Running with the Master

Master Denny (left) and Trail Boy. I think it was just a coincidence we were wearing identical marathon shirt and hats this day.

Master Denny (left) and Trail Boy. I think it was just a coincidence we were wearing identical marathon shirt and hats this day. Here we are at the scenic overlook at Virginia Kendall Park near Akron.

In any sport, there are rookies, intermediates and veterans.

Then, above them all, is another category.  They are the masters.

 These athletes have such passion, skill, motivation, accomplishment and years of service that they are an inspiration to the rest.

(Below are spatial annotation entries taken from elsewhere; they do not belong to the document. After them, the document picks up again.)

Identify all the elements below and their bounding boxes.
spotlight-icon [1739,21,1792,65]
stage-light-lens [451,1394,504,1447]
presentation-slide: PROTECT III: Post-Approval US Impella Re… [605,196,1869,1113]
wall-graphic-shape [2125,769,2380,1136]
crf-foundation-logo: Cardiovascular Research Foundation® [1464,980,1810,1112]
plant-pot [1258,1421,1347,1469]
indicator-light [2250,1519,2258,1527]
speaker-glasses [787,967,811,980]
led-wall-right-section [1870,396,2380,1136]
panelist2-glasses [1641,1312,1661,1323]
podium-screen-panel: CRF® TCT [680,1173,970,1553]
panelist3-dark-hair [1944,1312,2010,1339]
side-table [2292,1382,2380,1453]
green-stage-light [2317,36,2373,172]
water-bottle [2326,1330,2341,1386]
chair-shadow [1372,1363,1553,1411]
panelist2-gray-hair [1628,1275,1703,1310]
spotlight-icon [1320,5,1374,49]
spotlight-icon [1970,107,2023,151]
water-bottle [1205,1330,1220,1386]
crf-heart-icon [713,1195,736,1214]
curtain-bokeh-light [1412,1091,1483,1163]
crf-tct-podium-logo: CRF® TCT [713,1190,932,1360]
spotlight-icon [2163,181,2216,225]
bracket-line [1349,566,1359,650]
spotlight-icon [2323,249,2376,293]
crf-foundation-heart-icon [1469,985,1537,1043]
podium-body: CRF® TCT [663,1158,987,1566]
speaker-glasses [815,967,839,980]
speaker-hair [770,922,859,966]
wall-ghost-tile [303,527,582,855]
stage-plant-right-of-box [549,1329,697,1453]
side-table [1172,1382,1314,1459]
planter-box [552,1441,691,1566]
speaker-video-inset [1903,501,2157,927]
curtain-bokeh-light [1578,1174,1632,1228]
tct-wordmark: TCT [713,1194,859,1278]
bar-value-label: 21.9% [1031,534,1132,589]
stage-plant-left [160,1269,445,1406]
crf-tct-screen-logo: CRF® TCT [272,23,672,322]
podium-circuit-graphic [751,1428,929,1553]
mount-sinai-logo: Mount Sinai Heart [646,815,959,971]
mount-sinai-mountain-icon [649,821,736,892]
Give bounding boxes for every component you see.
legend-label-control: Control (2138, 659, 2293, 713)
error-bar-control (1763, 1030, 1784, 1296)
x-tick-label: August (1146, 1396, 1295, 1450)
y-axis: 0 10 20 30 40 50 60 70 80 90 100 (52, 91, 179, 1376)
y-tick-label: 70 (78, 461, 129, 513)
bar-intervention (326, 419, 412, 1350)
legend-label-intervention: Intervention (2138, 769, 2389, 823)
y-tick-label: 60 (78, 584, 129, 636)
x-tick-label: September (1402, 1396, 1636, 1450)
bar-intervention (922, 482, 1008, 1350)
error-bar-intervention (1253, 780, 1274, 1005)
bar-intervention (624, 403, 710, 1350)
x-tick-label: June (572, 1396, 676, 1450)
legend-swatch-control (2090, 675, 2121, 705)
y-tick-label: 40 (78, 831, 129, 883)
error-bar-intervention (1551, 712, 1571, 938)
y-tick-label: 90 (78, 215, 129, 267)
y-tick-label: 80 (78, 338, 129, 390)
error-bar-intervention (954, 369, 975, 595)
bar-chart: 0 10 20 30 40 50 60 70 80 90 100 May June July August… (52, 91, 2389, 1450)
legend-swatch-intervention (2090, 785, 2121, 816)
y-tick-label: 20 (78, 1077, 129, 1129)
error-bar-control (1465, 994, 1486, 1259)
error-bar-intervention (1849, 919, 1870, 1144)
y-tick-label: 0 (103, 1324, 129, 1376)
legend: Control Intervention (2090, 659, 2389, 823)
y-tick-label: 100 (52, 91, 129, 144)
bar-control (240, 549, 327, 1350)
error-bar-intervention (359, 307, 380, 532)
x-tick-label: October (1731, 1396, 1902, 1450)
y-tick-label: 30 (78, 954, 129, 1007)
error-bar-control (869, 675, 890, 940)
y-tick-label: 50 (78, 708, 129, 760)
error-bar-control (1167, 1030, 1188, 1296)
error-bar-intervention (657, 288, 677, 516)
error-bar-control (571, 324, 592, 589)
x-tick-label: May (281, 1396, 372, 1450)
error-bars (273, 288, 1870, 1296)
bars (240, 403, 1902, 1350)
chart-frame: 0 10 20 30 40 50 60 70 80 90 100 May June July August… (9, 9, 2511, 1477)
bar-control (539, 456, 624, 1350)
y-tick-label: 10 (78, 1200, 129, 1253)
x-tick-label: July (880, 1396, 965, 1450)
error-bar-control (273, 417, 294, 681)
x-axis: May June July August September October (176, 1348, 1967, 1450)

Let me take a moment to tip my hat to such a person. He is Master Denny.

For four years, he was my running partner, coach and friend in Akron. We worked together in the same newsroom. We ran together three or four days a week. We often raced together or did long training runs on weekends. When we didn’t we would spend a fun Monday comparing weekend notes.

He taught me skills and habits — way too much to recount here. Mostly, he led by example, showing me about dedication and passion for running.  Nearly every day, in almost any kind of weather, he ran his workout, whether he felt motivated or not.

We ran plenty of races together. In 2003, I watched him qualify for the Boston Marathon. In 2004, we ran a brutal two-man relay: a 50K trail race through the pouring rain. 

“If running was easy, they’d call it golf,” Denny often said.

Then I had the great idea to take a job out of town. I moved 300 miles away to Indy.

We kept in touch by e-mail, often several times a week, recounting our training and racing, trading war stories and updates on our lives.

A couple times a year, I go back to Akron and hit the trails. On Thursday, I spent a wonderful 90 minutes running with Denny and another old friend, Steve, on a patchwork of trails in the Cuyahoga Valley National Park.


Two old running friends, Master Denny (left) and Steve handle some tricky footwork.

Running with Denny is such a joy, because he enjoys nearly every moment, whether he is running up or down a tough hill, viewing a spectacular mist rising over a hill, splashing through a puddle or letting me chase him along a difficult, rocky gorge.

At 62, Denny is more than 10 years older than I am. But he is leaner, faster, tougher and just all around better.

Denny, thanks for the run. I wish we still could do it together every day.